Le procédé 100 comprend une opération 160, comme illustré par la , d’estimation d’une valeur d’intensité théorique reçue par le capteur lidar suite à l’émission du faisceau lumineux spécifique, à partir de la section du faisceau lumineux spécifique estimée et de la valeur de réflectivité estimée de la surface de réflexion. Il s’agit dans cette étape d’estimer une intensité théorique que le capteur lidar 10 aurait dû recevoir après réflexion du faisceau lumineux sur la surface de réflexion Sr de l’objet au regard de la section du faisceau lumineux réfléchi sur cette surface estimée lors de l’opération 150 et au regard la réflectivité de cette surface estimée lors de l’opération 140.
Ainsi, lorsque l’intensité estimée pour le point spécifique ne correspond pas à l’intensité mesurée de manière effective par le capteur lidar 10 pour le point spécifique, la section du faisceau lumineux estimée comme ayant été réfléchie par la surface de réflexion comprend une erreur puisque c’est à partir de cette section qu’est calculée l’intensité théorique. Or, la section du faisceau lumineux est elle-même estimée à partir des dimensions de la surface de réflexion de sorte que ce sont ces dimensions de la surface de réflexion estimées qui sont erronées. Ainsi, en comparant la valeur d’intensité théorique à la valeur d’intensité effectivement mesurée par le capteur lidar 10 pour le point spécifique, le procédé permet d’obtenir une information sur la précision des dimensions de la surface de réflexion estimées lors de l’opération 130.
Dans des exemples, la valeur d’intensité théorique reçue par le capteur lidar suite à l’émission du faisceau lumineux spécifique est estimée à partir d’une fonction caractérisant l’intensité reçue par le capteur lidar suite à la réflexion d’un faisceau lumineux émis par le capteur lidar sur une surface en fonction :
- d’une distance entre cette surface et le capteur lidar,
- d’une réflectivité de la surface, et
- d’une section du faisceau lumineux réfléchi par cette surface.
Cette fonction peut par exemple être prédéterminée empiriquement à partir d’acquisitions d’un ou plusieurs capteurs lidar, avantageusement à partir d’acquisition du capteur lidar 10, en faisant varier la réflectivité des surfaces de réflexion des objets, leur position par rapport au capteur lidar et la section des faisceaux lumineux réfléchis par la surface de réflexion de ces objets.
Ainsi, en initialisant les différents paramètres de cette fonction avec la distance entre le point spécifique et le capteur lidar, la réflectivité de la surface de réflexion de l’objet estimée lors de l’opération 140 et la section du faisceau lumineux réfléchie par la surface de réflexion de l’objet ayant permis l’obtention du point spécifique estimée lors de l’opération 150, la fonction permet de calculer la valeur d’intensité théorique de l’opération 160.
Le procédé 100 comprend une opération 170, comme illustré par la , de détermination d’une erreur d’intensité associée au point spécifique.

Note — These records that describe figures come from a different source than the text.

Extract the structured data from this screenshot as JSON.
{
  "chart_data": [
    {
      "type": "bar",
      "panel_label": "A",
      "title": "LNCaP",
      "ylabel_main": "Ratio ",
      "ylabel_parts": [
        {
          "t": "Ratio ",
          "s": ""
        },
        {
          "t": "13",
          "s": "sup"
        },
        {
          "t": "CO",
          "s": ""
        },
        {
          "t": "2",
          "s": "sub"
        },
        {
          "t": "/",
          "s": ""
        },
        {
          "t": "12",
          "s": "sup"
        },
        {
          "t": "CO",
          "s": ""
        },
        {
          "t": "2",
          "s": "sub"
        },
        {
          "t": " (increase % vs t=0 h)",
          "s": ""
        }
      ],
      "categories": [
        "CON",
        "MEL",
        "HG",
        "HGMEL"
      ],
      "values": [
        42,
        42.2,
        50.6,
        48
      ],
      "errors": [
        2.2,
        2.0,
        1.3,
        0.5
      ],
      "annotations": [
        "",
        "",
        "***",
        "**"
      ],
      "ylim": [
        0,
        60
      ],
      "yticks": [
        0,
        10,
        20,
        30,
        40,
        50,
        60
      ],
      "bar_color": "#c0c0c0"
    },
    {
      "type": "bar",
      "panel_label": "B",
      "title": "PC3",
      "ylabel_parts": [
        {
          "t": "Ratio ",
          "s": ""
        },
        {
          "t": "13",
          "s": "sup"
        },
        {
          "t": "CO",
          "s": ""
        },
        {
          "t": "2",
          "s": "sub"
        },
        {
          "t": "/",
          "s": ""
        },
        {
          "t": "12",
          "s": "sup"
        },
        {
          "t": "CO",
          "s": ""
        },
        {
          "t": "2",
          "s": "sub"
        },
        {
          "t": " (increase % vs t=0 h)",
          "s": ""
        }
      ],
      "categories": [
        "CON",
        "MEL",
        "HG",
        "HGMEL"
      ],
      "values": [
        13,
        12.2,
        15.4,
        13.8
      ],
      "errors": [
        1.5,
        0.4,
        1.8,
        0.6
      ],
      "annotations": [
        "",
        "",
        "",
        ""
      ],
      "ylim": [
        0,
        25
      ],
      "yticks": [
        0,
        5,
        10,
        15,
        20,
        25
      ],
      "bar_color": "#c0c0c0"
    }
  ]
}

L’erreur d’intensité associée au point spécifique est obtenue à partir d’une différence entre la valeur d’intensité théorique estimée lors de l’opération 160 et la valeur d’intensité effectivement mesurée par le capteur lidar 10 et associée au point spécifique suite à l’émission du faisceau lumineux spécifique. Comme expliqué précédemment, cette erreur d’intensité traduit une erreur dans l’estimation des dimensions de la surface de réflexion Sr de l’objet.

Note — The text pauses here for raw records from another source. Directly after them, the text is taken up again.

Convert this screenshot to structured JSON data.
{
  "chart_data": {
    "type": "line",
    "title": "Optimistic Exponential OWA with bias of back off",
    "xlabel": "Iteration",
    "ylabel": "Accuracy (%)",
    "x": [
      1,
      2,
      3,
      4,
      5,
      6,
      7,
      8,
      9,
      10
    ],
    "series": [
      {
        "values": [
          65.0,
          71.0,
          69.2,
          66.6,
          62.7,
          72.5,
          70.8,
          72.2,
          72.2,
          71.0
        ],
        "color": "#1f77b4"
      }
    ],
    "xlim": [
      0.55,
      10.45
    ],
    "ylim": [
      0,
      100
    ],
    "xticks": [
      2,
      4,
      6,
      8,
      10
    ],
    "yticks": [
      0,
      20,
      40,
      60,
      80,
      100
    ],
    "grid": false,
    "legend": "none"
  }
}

Les opérations 140, 150, 160 et 170 sont donc effectuées pour au moins un point spécifique et avantageusement pour chaque point du groupe de points présumés appartenir à un même objet. Par conséquent, à l’issue de l’opération 170, il a été calculé au moins une erreur d’intensité associée à un point spécifique.
Le procédé comprend ensuite une opération 180, comme illustré sur la , de correction de l’estimation de la valeur de la première dimension à partir de l’erreur d’intensité associée à au moins un point spécifique.

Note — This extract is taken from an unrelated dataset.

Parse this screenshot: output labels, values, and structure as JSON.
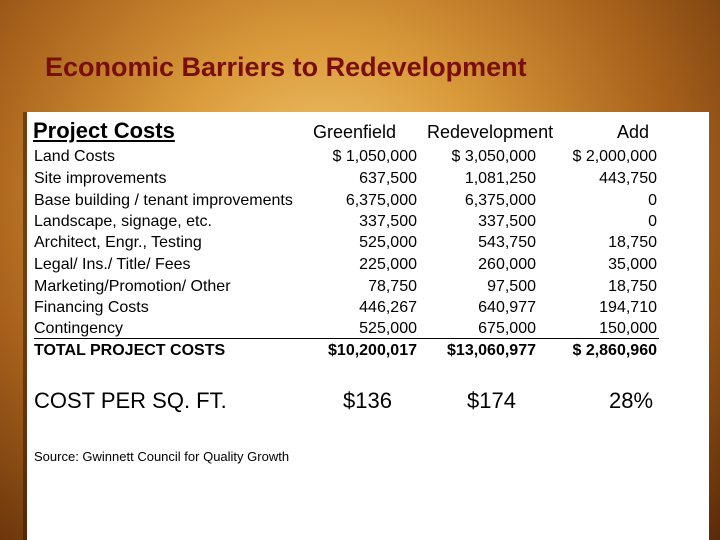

Dans des exemples, l’opération 180 de correction de l’estimation de la valeur de la première dimension comprend une correction de l’estimation de la valeur de la première dimension afin de réduire l’au moins une erreur d’intensité.
Dans des premiers exemples, l’opération 180 de correction de l’estimation de la valeur de la première dimension à partir de l’erreur d’intensité associée à au moins un point spécifique peut comprendre une minimisation d’une erreur d’une fonction de coût calculée à partir de l’erreur d’intensité associée à au moins un point spécifique en faisant varier itérativement la valeur de la première dimension. Dans ces premiers exemples, la fonction de coût exprime l’erreur à minimiser en fonction de la valeur de la première dimension du modèle de l’objet.
Dans des deuxièmes exemples, complémentaires des premiers exemples, le procédé peut comprendre une opération 181 de correction de l’estimation de la valeur de la deuxième dimension à partir de la minimisation de l’erreur de la fonction de coût calculée à partir de l’erreur d’intensité associée à au moins un point spécifique en faisant varier itérativement la valeur de la deuxième dimension. Dans ces deuxièmes exemples, la fonction de coût exprime l’erreur à minimiser en fonction de la valeur de la première dimension et de la valeur de la deuxième dimension du modèle de l’objet.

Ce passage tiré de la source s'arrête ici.